Born to Waxen Wood

Vivek Wadhwa’s column at The Washington Post gets at the issues nicely.  This is a golden opportunity, he writes, to rethink the university approach to research commercialization.

Bayh-Dole is good law.  But the university implementation of it is not good practice.    That implementation does not have to be fixed, does not have to be improved, does not have to be better funded.  It has to be rethought and rebuilt, with flexibility, with respect for inventors and investigation, with better clarity toward the role of universities in a broader effort toward discovery, innovation, and better living.

It’s no good staying on the road that 70+ universities just told the Supreme Court they want:  to become corporate-style IP aggregators at home with the thought that it would be good to strip faculty and other research personnel of all invention rights and just hand title directly to bureaucrats, er, “licensing professionals” so we get monopoly licensing, patent trolling, company puppy mills, and a cat fight with industry.   This is not success, no matter how many new technology transfer offices there are and how much money they make.

No.  Time to rethink, remake, get it on track.
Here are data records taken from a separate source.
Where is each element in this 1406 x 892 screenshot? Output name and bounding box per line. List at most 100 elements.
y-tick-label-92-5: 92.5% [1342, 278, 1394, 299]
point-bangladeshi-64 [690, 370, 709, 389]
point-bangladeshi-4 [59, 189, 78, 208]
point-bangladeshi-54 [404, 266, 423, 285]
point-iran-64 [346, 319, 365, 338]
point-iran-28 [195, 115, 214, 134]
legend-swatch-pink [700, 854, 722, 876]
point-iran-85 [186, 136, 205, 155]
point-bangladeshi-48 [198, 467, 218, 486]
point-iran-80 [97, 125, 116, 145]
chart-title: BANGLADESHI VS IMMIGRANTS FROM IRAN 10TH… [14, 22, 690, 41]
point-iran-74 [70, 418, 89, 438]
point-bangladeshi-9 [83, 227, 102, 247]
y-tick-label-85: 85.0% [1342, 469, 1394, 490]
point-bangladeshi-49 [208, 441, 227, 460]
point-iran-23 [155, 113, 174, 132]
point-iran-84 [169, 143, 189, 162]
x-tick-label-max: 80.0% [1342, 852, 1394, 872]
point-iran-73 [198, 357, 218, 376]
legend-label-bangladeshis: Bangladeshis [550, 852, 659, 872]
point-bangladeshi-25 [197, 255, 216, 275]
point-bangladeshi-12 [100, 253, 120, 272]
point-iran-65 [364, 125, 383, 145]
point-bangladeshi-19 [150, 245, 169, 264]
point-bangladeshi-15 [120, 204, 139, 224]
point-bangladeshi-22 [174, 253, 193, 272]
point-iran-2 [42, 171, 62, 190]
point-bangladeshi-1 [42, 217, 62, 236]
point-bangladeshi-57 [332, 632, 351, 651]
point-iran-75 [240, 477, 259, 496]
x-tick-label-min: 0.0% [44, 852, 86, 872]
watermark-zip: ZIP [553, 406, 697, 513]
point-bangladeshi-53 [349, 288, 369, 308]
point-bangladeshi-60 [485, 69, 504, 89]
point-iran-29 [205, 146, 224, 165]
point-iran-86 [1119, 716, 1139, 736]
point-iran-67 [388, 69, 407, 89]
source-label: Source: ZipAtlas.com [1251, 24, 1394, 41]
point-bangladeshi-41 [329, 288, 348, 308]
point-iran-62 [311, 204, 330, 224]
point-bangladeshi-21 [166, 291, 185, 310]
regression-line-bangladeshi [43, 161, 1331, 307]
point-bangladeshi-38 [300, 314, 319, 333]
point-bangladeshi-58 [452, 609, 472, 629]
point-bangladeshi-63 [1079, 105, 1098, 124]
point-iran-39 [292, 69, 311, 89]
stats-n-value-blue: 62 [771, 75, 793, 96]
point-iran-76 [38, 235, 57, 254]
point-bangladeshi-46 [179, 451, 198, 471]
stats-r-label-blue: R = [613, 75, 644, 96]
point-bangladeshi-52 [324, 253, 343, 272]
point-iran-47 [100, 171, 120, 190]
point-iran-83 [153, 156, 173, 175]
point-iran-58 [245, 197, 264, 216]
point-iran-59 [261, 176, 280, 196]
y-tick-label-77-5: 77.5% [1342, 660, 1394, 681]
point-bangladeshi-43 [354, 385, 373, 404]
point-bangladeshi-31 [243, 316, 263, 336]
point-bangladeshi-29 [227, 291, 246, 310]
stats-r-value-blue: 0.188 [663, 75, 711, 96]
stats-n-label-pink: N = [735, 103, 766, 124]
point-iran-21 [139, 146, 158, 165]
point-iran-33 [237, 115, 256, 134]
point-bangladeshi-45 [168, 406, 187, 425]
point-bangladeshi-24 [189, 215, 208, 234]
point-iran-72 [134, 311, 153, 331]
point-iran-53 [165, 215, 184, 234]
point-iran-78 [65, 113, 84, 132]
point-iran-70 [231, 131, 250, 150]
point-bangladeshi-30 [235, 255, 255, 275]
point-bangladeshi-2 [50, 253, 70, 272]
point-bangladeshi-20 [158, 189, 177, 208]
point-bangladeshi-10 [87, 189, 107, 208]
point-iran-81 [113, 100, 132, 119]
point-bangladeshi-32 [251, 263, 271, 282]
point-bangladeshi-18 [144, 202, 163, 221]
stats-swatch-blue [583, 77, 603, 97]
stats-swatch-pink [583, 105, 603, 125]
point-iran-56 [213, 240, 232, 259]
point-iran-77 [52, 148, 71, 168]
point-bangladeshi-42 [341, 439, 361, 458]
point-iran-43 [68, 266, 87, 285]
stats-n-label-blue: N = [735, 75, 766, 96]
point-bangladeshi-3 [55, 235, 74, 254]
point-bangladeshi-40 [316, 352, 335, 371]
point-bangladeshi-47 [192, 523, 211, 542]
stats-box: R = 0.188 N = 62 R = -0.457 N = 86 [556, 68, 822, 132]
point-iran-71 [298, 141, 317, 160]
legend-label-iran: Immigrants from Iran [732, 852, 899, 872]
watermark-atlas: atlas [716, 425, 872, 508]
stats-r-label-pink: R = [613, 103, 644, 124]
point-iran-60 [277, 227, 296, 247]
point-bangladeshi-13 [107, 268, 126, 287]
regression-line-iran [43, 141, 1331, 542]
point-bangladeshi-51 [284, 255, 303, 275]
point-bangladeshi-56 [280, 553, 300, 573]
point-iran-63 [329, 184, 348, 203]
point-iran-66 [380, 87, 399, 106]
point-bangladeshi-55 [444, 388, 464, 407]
There is a lot of work to do, a whole lot of opportunity and possibility, and folks with research, IP, licensing, contracting, startup, policy, and economic development skills are going to be in the middle of it, in demand, and having a ton of fun.    Have you had fun lately in your university technology transfer job being a guard to inventions serving their life sentence?   No?  Well, let’s get the rethinking done and make things young and wild and productive again.